The European Union has agreed to provide Ukraine with €90 billion ($105.5 billion) for the years 2026 and 2027, European Council President António Costa has said.
"We have a deal," Costa said in a post on social media platform X in the early hours of Friday. "Decision to provide 90 billion euros of support to Ukraine for 2026-27 approved. We committed, we delivered."
EU leaders gathered in Brussels reached a compromise after plans to use billions of euros in frozen Russian state assets to cover Ukraine's financing needs of the coming years failed to gain the necessary backing.
Ukraine will only have to repay the new loan once Russia has paid reparations, said German Chancellor Friedrich Merz after the meeting.
Should Moscow fail to provide reparations, the frozen Russian assets will be used to repay the loan, Merz said.
Ukrainian President Volodymyr Zelensky has urged EU leaders to find a swift solution for Kiev's financial needs.
Without new funding, Ukraine was at risk of running a deficit of €45 billion-€50 billion next year and of having to scale back its military production, he said after an exchange with EU leaders.
"These funds are sufficient to cover military and budgetary needs of Ukraine for the next two years," said Merz.
"This is a decisive message for an end to the war because [Russian President Vladimir] Putin will only make concessions once he realizes his war will not pay off."
Providing Kiev with a so-called reparations loan worth billions of euros in frozen Russian state assets had been the most intensely debated funding option in recent weeks.
The European Commission proposed to provide Ukraine with up to €210 billion in immobilized Russian assets in the EU as a reparations loan, of which €90 billion was meant to cover financial and military needs in 2026 and 2027.

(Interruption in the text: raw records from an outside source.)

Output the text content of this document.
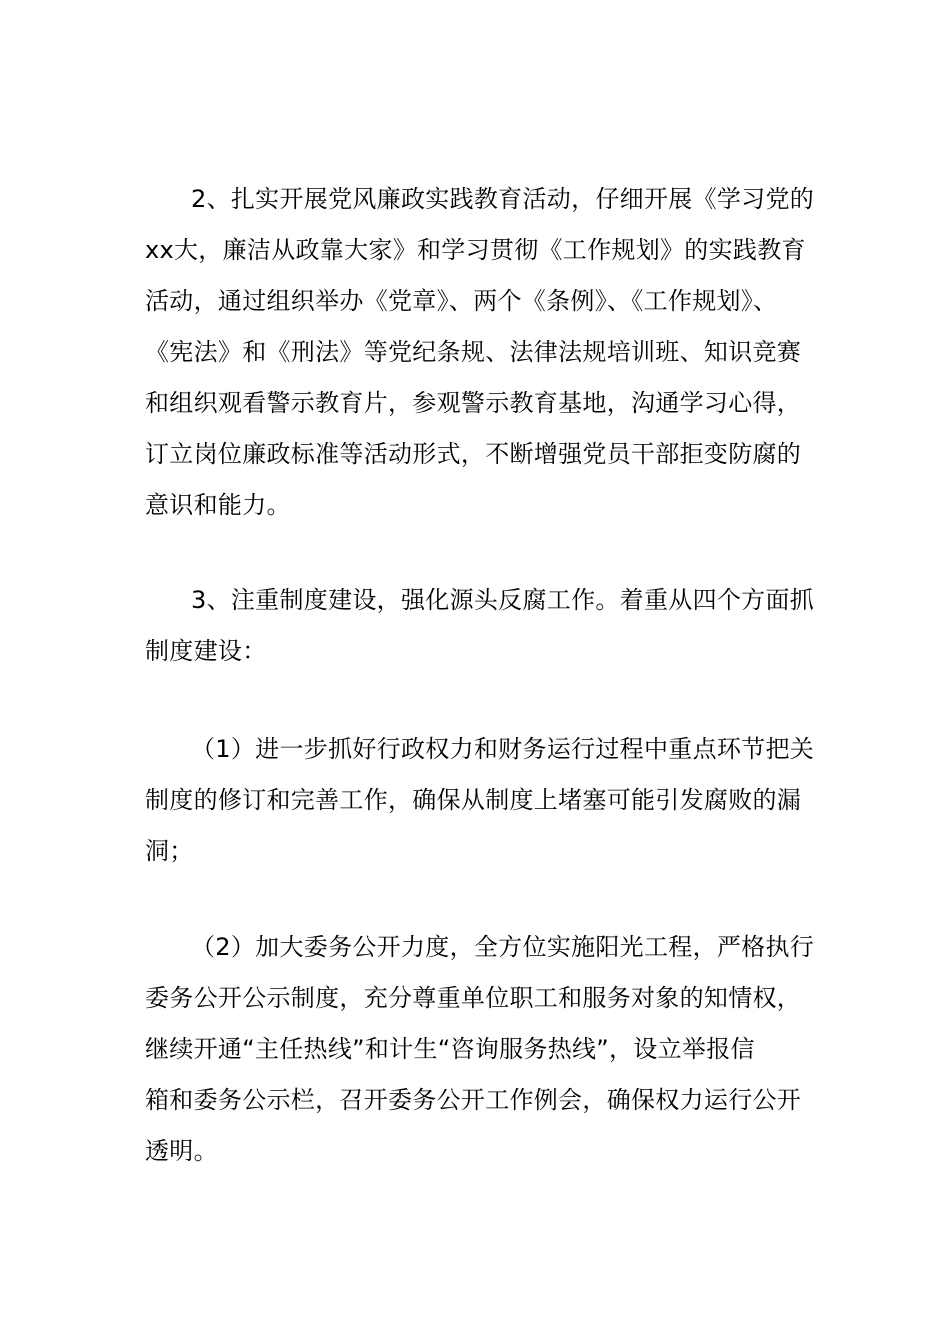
2、扎实开展党风廉政实践教育活动，仔细开展《学习党的
xx大，廉洁从政靠大家》和学习贯彻《工作规划》的实践教育
活动，通过组织举办《党章》、两个《条例》、《工作规划》、
《宪法》和《刑法》等党纪条规、法律法规培训班、知识竞赛
和组织观看警示教育片，参观警示教育基地，沟通学习心得，
订立岗位廉政标准等活动形式，不断增强党员干部拒变防腐的
意识和能力。
3、注重制度建设，强化源头反腐工作。着重从四个方面抓
制度建设：
（1）进一步抓好行政权力和财务运行过程中重点环节把关
制度的修订和完善工作，确保从制度上堵塞可能引发腐败的漏
洞；
（2）加大委务公开力度，全方位实施阳光工程，严格执行
委务公开公示制度，充分尊重单位职工和服务对象的知情权，
继续开通“主任热线”和计生“咨询服务热线”，设立举报信
箱和委务公示栏，召开委务公开工作例会，确保权力运行公开
透明。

Merz has been a vocal supporter of the reparations loan, saying the EU "must use Russian assets" to finance Ukraine, as he arrived at the EU summit on Thursday morning.
Belgium, where the lion's share of the assets are held and roughly €185 billion are held by Brussels-based firm Euroclear had vehemently opposed the plan, citing legal and financial risks.
The Belgian government feared that Moscow could retaliate against private European citizens and companies, for example through expropriations in Russia, and has been calling for safeguards.
Belgian Prime Minister Bart De Wever had been demanding legally binding and unconditional guarantees from other EU countries covering the entire sum of the loan as well as protection against any potential claims for damages.
On Wednesday, Italian Prime Minister Giorgia Meloni also warned of potential legal hurdles to the plans. Finding a way to use the Russian state assets that is legally sound is "anything but easy."